Notons en préambule que je suis absolument ignare en musique classique et que ce n’est pas ce thème qui m‘a fait lire ce roman, une biographie romancée du compositeur Dmitri CHOSTAKOVITCH. Artiste surveillé par le pouvoir stalinien, mis à l’index en 1936 suite à une prestation jugée contraire à la morale russe, une interprétation du « Lady Mc Beth de Mzensk », roman de Nikolaï LESKOV. CHOSTAKOVITCH tour à tour interdit, surveillé, manipulé puis encouragé à glorifier le pouvoir en place. Derrière cette biographie, c’est la vie d’un artiste sous le régime stalinien qui est décrite : marge de manœuvre nulle, intimidations, mensonges, pressions sur les familles. Beaucoup de ces artistes quitteront alors l’URSS, d’autres resteront, souvent devenus comme apathiques.

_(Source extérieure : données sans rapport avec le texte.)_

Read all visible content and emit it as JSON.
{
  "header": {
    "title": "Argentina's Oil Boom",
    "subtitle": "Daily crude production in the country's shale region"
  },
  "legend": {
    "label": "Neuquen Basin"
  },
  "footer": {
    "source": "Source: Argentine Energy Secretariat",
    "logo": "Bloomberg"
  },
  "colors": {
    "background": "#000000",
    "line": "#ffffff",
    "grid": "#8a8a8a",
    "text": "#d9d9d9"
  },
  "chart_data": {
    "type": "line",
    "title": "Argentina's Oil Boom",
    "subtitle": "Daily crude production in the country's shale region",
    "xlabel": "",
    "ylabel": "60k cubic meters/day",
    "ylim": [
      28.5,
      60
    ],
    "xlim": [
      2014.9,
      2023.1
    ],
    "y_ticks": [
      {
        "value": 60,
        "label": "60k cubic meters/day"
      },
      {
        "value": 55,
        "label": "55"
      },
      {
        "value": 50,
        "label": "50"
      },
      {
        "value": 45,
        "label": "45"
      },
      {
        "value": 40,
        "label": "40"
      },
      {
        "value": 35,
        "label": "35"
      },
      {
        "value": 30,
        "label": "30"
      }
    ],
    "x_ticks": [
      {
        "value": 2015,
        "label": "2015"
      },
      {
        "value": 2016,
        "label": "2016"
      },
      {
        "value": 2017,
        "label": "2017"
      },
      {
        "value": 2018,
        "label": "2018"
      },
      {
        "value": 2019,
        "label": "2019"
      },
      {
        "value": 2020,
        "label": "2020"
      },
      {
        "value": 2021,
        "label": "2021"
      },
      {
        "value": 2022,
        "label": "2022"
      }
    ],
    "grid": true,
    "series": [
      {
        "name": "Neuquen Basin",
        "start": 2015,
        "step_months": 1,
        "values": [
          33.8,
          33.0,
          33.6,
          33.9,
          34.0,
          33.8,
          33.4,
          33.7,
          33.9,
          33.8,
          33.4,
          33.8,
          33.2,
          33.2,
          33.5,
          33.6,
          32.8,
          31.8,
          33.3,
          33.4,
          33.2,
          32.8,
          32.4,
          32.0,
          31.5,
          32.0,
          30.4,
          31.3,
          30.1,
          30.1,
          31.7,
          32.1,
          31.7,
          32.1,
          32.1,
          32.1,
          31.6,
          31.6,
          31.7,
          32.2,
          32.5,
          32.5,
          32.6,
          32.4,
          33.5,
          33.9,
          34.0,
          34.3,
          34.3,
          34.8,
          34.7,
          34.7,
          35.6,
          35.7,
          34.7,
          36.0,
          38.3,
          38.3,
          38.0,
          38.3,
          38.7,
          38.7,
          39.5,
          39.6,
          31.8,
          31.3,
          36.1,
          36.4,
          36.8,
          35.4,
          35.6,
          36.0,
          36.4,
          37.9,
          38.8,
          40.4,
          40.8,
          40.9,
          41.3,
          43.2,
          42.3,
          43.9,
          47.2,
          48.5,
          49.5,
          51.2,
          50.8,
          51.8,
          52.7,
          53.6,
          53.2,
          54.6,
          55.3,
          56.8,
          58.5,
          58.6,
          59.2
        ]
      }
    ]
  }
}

C’est le cas de CHOSTAKOVITCH, superstitieux des années bissextiles puisque c’est dans ces années-là qu’il lui arrive les pires problèmes avec l’Etat. Bref, le Dmitri va se retrouver à lire des discours en public où il fait un triomphe à la politique en place. Un détail : ce n’est pas lui qui écrit ses textes, ils les découvre même au moment où il les lit. Certes, Staline va lever les bottines (une heure après Prokofiev qui lui s’était exilé, et n’apprendra jamais pas définition la mort du tyran) en 1953, mais Khrouchtchev lui succède, et même si cela paraît un peu plus allégé au premier coup d’œil, la politique du père Nikita n’est pas une partie de plaisir. CHOSTAKOVITCH, c’est à la fois ce renoncement devant le pouvoir, l’allongement face à la dictature, et un désir sans bornes de poursuivre son art. Il mourra en 1975, ne connaissant pas l’année bissextile 1976. Roman très intéressant pour replonger au cœur du processus stalinien et le sort réservé aux artistes potentiellement dangereux pour le pouvoir, paru en 2016 chez MERCURE DE FRANCE.